Allowed roles: `system` (optional, must be first), `user`, `assistant`. JSONL recommended for large datasets.

Pioneer auto-detects and converts: OpenAI/ChatML, Alpaca (instruction/input/output), ShareGPT (conversations), Prompt/Output, Instruction/Response formats.

## Training

Hyperparameters: learning_rate, nr_epochs, batch_size, training_type (lora/full), train/test split.

The `base_model` field is required. Use a model ID from GET /base-models or a checkpoint UUID from a previous training job.

Metrics tracked in real-time: F1 score, precision, recall, loss.

## Evaluations

Metrics: F1 Score (primary), Precision, Recall, Per-entity/class breakdown.

Compare fine-tuned models against base models, LLMs, and other SLMs side-by-side.

## Terminology

- **Small Language Models (SLMs)**: Models trained to be highly accurate on specific tasks.
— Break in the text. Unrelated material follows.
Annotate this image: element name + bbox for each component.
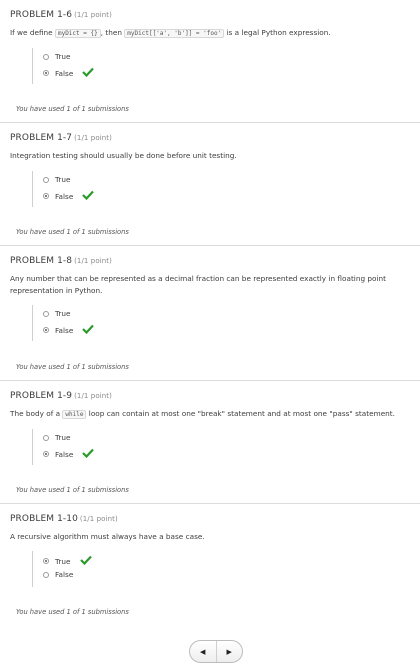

A 205M parameter model trained on your data can outperform many LLMs on your use case, at a fraction of cost and latency.
- **Datasets**: Labeled input/output pairs that capture what "correct" looks like for your task.
- **Training**: Fine-tuning — taking a pre-trained base model and continuing to update its weights on your dataset. Pioneer uses parameter-efficient methods (LoRA).
- **Evaluations**: Run a held-out test set through the model and score outputs against expected results.
- **Inference**: Using a trained model — pass input, get structured predictions back in milliseconds.
- **Continuous Adaptation**: Structured cycle: production logs accumulate, agents curate training data, fine-tuning runs, best checkpoint is evaluated before promotion.

## FAQ

**Do you charge for storage?** No, we do not charge for dataset storage.

**Which plan is best for me?** Pro for production workloads (uncapped inference). Free to experiment. Custom for enterprise needs (HIPAA, private networking).

**Special pricing for students/non-profits/open source?** Yes. Complete the intake form at https://docs.google.com/forms/d/e/1FAIpQLSdgxmKeS69UVk27cII_UNyDO5W2Uo_-T7TBjKnAvOeuKBl0sA/viewform

**Do you train on our data?** Yes, with opt-out on Pro and Custom plans. Custom plans allow running in your VPCs.

**Can I share models with teammates using Teams?** No, Teams are for shared billing only.